“Comício do Partido dos Trabalhadores, dia primeiro de maio de 1999. Tem mais gente do que no ano passado, ou retrasado, mas a diferença não é muito significativa. O que chama a atenção é a presença de um outro tipo de gente, um ‘público’ diferente da militância petista que já posso chamar de tradicional, dezoito anos depois. São jovens das periferias de São Paulo. [...] Esta moçada usa boné, bermudas largas, moletons imensos, cabelo raspado e óculos escuros. São escuros também, a grande maioria. [...] Quando o animador do comício anuncia a apresentação de alguns grupos de rap, encerrando com os Racionais MC’s, entendo a presença da moçada: são os ‘manos’.”
Maria Rita Kehl flagrou a proximidade entre o rap e o PT logo nos primeiros anos de “sucesso” (é um pouco impertinente usar essa palavra, tanto eles recusaram sua lógica) do Racionais. Mas eles já estavam lá antes, senão de corpo e alma, certamente de alma. Anos depois, em uma declaração de apoio à candidatura de Dilma Roussef à presidência, Mano Brown lembraria: “Sou da geração que acompanhou o começo, o PT se formando como partido forte e tal. [...] A gente acompanhou as três eleições que o Lula perdeu”. O Racionais se formou em 1989, ano portanto da primeira disputa de Lula à presidência do Brasil. Essa convergência é carregada de sentidos e efeitos que se desdobram até hoje. O primeiro Lula, egresso do sindicalismo, foi a voz anticordial na política brasileira, erguendo-se contra as astúcias da modernização conservadora, apoiada por milhões de sujeitos socialmente massacrados, que se galvanizaram por ela. O primeiro Racionais foi, por sua vez, a voz anticordial na cultura brasileira, inspirada pelo racialismo dos negros estadunidenses, veiculada numa forma seca, franca e direta, capaz de internalizar e capturar o sentido da violência brasileira de uma maneira sem precedentes, e cuja força de verdade poética e histórica era tanta que colocou em crise toda a tradição da cultura popular brasileira, que até então se reconhecia em formas intimamente ligadas aos valores do encontro, da mistura, da conciliação de classes.

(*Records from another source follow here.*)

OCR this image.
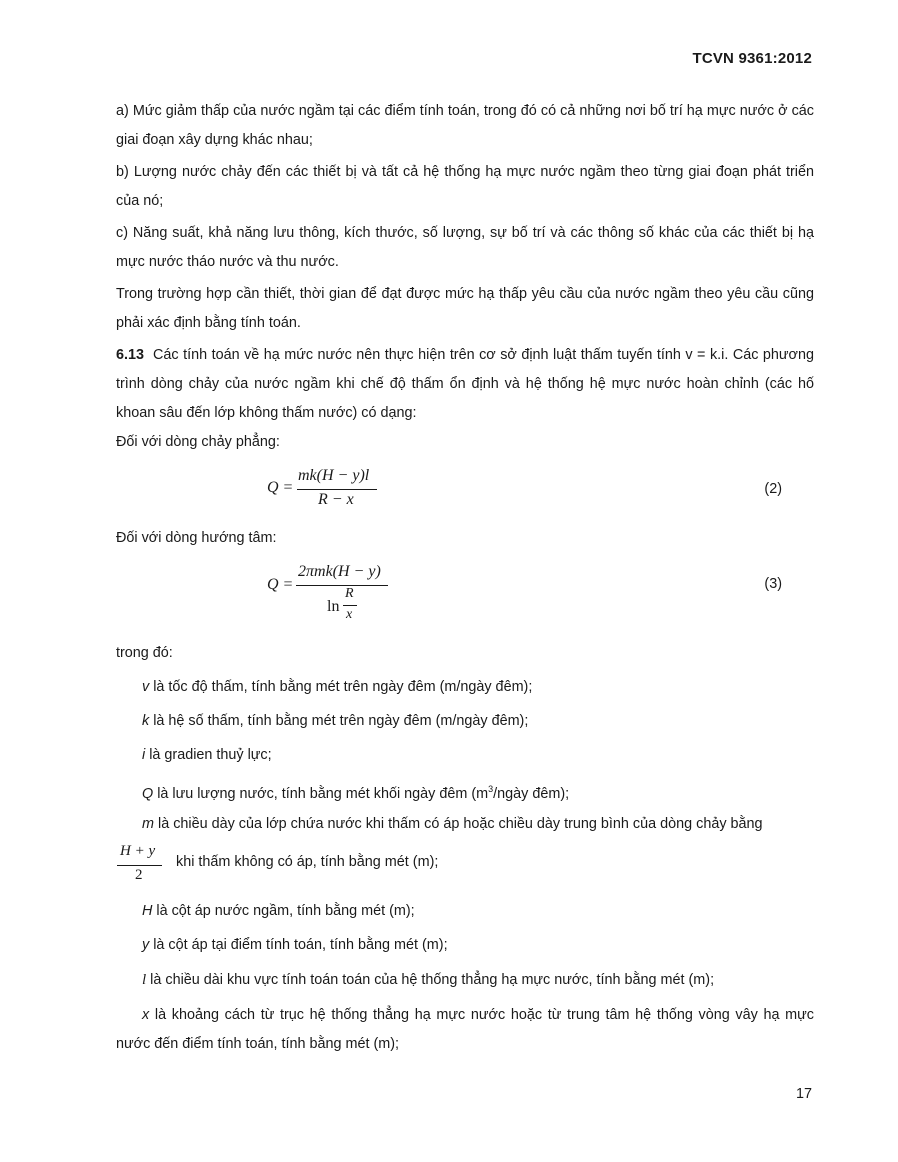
TCVN 9361:2012

a) Mức giảm thấp của nước ngầm tại các điểm tính toán, trong đó có cả những nơi bố trí hạ mực nước ở các giai đoạn xây dựng khác nhau;

b) Lượng nước chảy đến các thiết bị và tất cả hệ thống hạ mực nước ngầm theo từng giai đoạn phát triển của nó;

c) Năng suất, khả năng lưu thông, kích thước, số lượng, sự bố trí và các thông số khác của các thiết bị hạ mực nước tháo nước và thu nước.

Trong trường hợp cần thiết, thời gian để đạt được mức hạ thấp yêu cầu của nước ngầm theo yêu cầu cũng phải xác định bằng tính toán.

6.13 Các tính toán về hạ mức nước nên thực hiện trên cơ sở định luật thấm tuyến tính v = k.i. Các phương trình dòng chảy của nước ngầm khi chế độ thấm ổn định và hệ thống hệ mực nước hoàn chỉnh (các hố khoan sâu đến lớp không thấm nước) có dạng:

Đối với dòng chảy phẳng:

Q =
mk(H − y)l
R − x
(2)

Đối với dòng hướng tâm:

Q =
2πmk(H − y)
ln
R
x
(3)

trong đó:

v là tốc độ thấm, tính bằng mét trên ngày đêm (m/ngày đêm);

k là hệ số thấm, tính bằng mét trên ngày đêm (m/ngày đêm);

i là gradien thuỷ lực;

Q là lưu lượng nước, tính bằng mét khối ngày đêm ($m^3$/ngày đêm);

m là chiều dày của lớp chứa nước khi thấm có áp hoặc chiều dày trung bình của dòng chảy bằng

H + y
2

khi thấm không có áp, tính bằng mét (m);

H là cột áp nước ngầm, tính bằng mét (m);

y là cột áp tại điểm tính toán, tính bằng mét (m);

l là chiều dài khu vực tính toán toán của hệ thống thẳng hạ mực nước, tính bằng mét (m);

x là khoảng cách từ trục hệ thống thẳng hạ mực nước hoặc từ trung tâm hệ thống vòng vây hạ mực nước đến điểm tính toán, tính bằng mét (m);

17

Com efeito, na entrevista que Chico Buarque deu à Folha de S. Paulo, em 2004, aventando a hipótese de um “fim da canção”, era no rap que ele encontrava um dos indícios principais desse acabamento. Chico Buarque estava certo: aquele rap anunciava mesmo o fim da canção tal como a conhecíamos, esvaziada pela poderosa verdade histórica de uma outra canção, cuja forma revelava, por sua vez, uma outra sociedade, um outro projeto de sociedade, outros desejos e outros métodos – métodos de luta, de enfrentamento. A voz de Lula e a voz do Racionais foram contemporâneas em um sentido muito preciso: vibraram os mesmos sentidos históricos e milhões de pessoas vibraram com elas. Se, como escreveu Tales Ab›Sáber, Lula era a “voz de trovão”, o Racionais era a voz do porão. “Diário de um detento”, ritmada por Brown a partir do texto de Jocenir (então preso no Carandiru), a canção que extrapolou as fronteiras sociais do rap e tornou o grupo conhecido em todo o Brasil, era o relato inaugural de um verdadeiro continente obscuro da sociedade brasileira, a experiência prisional, aonde nunca uma voz da cultura tinha ido com tanta crueza. E então esse Orfeu mestiço de pele – mas negro simbólico – que é Mano Brown emerge do Hades social nacional com uma antilira inescapável. O porão do Brasil, esse lugar sempre recalcado, e sempre retornando no real, agora era formalizado, capturado em seu sentido, quase me recuso a dizer sublimado, tão perto do real está sua forma. E aquela canção formalizava a experiência no Carandiru e se referia ao grande massacre, o recalque do recalque, o real do real e sua “piscina de sangue”. Era impossível não ouvir.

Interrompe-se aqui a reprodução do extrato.